WordPsychic

Apurv Kaushal
24-02-2019

An n gram model appraoch to predicting the next word

App Details

Word Teller is a web app for predicting the next word of a sentence.

It can find its usage in messaging apps and type interface apps.

It has been built on an N Gram Model under the validity of Markov Chain Assumptions. Some of the salient features of the development process

  • N=3. It is a 3 gram model, predicting the next word based on the last two words of the sentence.
  • Trained by taking data from news, blogs and twitter data set of the English Language.
  • The training size used for development consists of around 840,000 sentences in English.

App Interface

alt text

The Word Teller App has two input features

  • Enter your words here: Ask the user to enter the sentence fragment in this text box
  • How many words recommended: Ask the user how many word options will they want to view for the next word

App Instructions & Features

The user then has to click on the submit button. By default, “hi you” and 1 are the input values.

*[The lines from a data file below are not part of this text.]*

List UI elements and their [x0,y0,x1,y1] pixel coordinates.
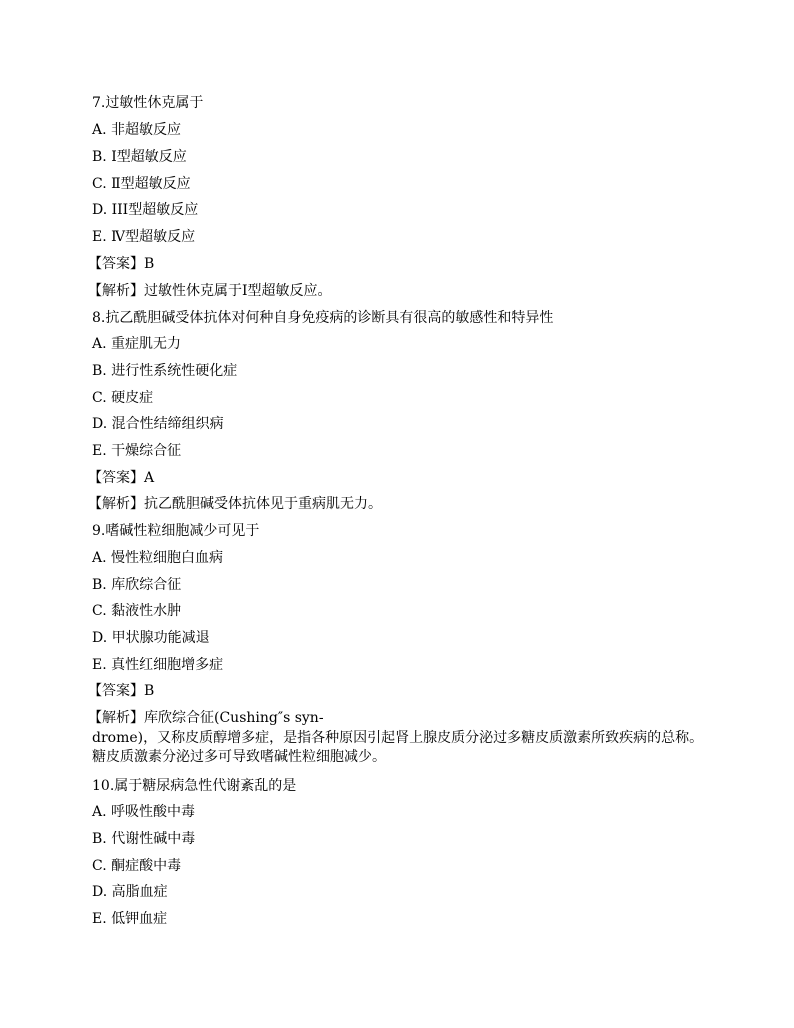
option-b: B. 代谢性碱中毒 [92,831,196,847]
option-d: D. 高脂血症 [92,884,168,900]
option-d: D. III型超敏反应 [92,202,199,218]
option-d: D. 混合性结缔组织病 [92,416,224,432]
option-a: A. 重症肌无力 [92,336,182,352]
question-stem: 8.抗乙酰胆碱受体抗体对何种自身免疫病的诊断具有很高的敏感性和特异性 [92,310,554,326]
analysis: 【解析】过敏性休克属于I型超敏反应。 [88,283,332,299]
option-c: C. 黏液性水肿 [92,603,182,619]
option-b: B. 库欣综合征 [92,577,182,593]
option-c: C. 酮症酸中毒 [92,858,182,874]
option-d: D. 甲状腺功能减退 [92,630,210,646]
analysis: 【解析】抗乙酰胆碱受体抗体见于重病肌无力。 [88,496,382,512]
analysis-continuation: drome)，又称皮质醇增多症，是指各种原因引起肾上腺皮质分泌过多糖皮质激素所致疾病的总称。糖皮质激素分泌过多可导致嗜碱性粒细胞减少。 [92,730,704,765]
answer: 【答案】A [88,470,155,486]
option-e: E. 真性红细胞增多症 [92,657,224,673]
analysis: 【解析】库欣综合征(Cushing″s syn- [88,710,324,726]
option-c: C. Ⅱ型超敏反应 [92,176,191,192]
option-b: B. 进行性系统性硬化症 [92,363,238,379]
answer: 【答案】B [88,683,155,699]
option-a: A. 慢性粒细胞白血病 [92,550,224,566]
answer: 【答案】B [88,256,155,272]
question-stem: 7.过敏性休克属于 [92,95,204,111]
option-b: B. I型超敏反应 [92,149,187,165]
option-a: A. 非超敏反应 [92,122,182,138]
option-e: E. 干燥综合征 [92,443,182,459]
option-e: E. Ⅳ型超敏反应 [92,229,196,245]
option-c: C. 硬皮症 [92,390,154,406]
question-stem: 10.属于糖尿病急性代谢紊乱的是 [92,778,297,794]
question-stem: 9.嗜碱性粒细胞减少可见于 [92,523,260,539]
option-a: A. 呼吸性酸中毒 [92,804,196,820]
option-e: E. 低钾血症 [92,911,168,927]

Using these two input features the app predicts the next word that belongs to either of the two categories

  • StopWords: Frequently occuring words of the language
  • Non StopWords: Other Words of the language

If the user chooses “hi you” and 1 as the input, then the app predicts the top 1 word from all possible options for the next word of both the stop word and non stop word categories.

App Performance

The Accuracy of Prediction when tested on

  • 1000 test set examples is 58.5 %
  • 10000 test set examples is 28 %

Bias & Variance Check

  • Train set error on 10000 examples is 31 %
  • Test set error on 10000 examples is 28 %